Adding disks capable of 80k IOPs doesn’t mean we’re going to get 80k IOPS – think of it more like your internet provider promising speeds “up to” – they mean “not more than”, so this is a limit not a guarantee, and a key limiting factor will be the VM we have deployed these disks to.
When our individual disks were hitting the limit, our individual disks were throttled, but with VM level throttling this will affect all data disks attached… including the OS disk.
In my own test subscription, this tends to surface much the same as disk throttling, for some of our customers though, it’s been a different story. We’ve seen a number of occurrences of availability groups moving to a resolving state after logging event id 35206 & 35267 (connection timeouts) before returning to a healthy condition.

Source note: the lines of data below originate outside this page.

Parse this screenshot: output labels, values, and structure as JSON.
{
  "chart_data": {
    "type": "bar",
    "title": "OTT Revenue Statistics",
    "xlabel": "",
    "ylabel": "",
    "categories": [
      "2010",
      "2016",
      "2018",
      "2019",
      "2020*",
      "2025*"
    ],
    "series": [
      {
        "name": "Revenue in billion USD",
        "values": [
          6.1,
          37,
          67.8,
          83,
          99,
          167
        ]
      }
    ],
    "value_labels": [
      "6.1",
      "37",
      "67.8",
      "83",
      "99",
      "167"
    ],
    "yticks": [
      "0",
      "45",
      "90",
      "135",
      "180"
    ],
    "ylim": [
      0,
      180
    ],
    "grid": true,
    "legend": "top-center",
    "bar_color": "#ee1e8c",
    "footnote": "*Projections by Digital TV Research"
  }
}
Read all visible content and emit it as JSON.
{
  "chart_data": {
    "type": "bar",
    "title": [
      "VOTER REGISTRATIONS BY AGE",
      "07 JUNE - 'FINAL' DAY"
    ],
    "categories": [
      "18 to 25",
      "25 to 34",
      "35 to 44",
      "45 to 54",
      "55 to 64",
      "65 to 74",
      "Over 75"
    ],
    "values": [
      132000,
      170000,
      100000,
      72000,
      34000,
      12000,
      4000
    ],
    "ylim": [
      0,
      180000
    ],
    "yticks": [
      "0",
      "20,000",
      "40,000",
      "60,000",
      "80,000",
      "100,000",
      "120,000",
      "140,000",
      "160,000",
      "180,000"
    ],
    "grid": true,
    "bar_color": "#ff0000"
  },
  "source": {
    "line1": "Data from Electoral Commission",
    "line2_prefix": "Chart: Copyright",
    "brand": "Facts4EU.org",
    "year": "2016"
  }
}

It took a conversation with Microsoft support for me to understand what was happening here. They identified that this can be caused when VM level throttling is severely affecting the OS disk. When this throttling continues for an extended period, key components that reside on the OS disk (like the SQL Server resource DLL) can fail to respond in a timely manner As a direct consequence of our disk throughput being overspecced when compared to our VM, we were seeing failures.
How to fix this? The initial response is often to extend the relevant timeouts – session-timeout for the AG replica and lease timeout being the most obvious two. This may decrease the number of times you see this occur, but should really only be thought of as a temporary measure.
The solutions available to us are simple enough – make sure that the total maximum disk IO doesn’t exceed that permitted by the VM SKU, we have a few options to achieve this though:
The individual components of our data platform might each be simple to understand and implement, but it’s in combination, under a production workload that these simple components combine to become complex to troubleshoot.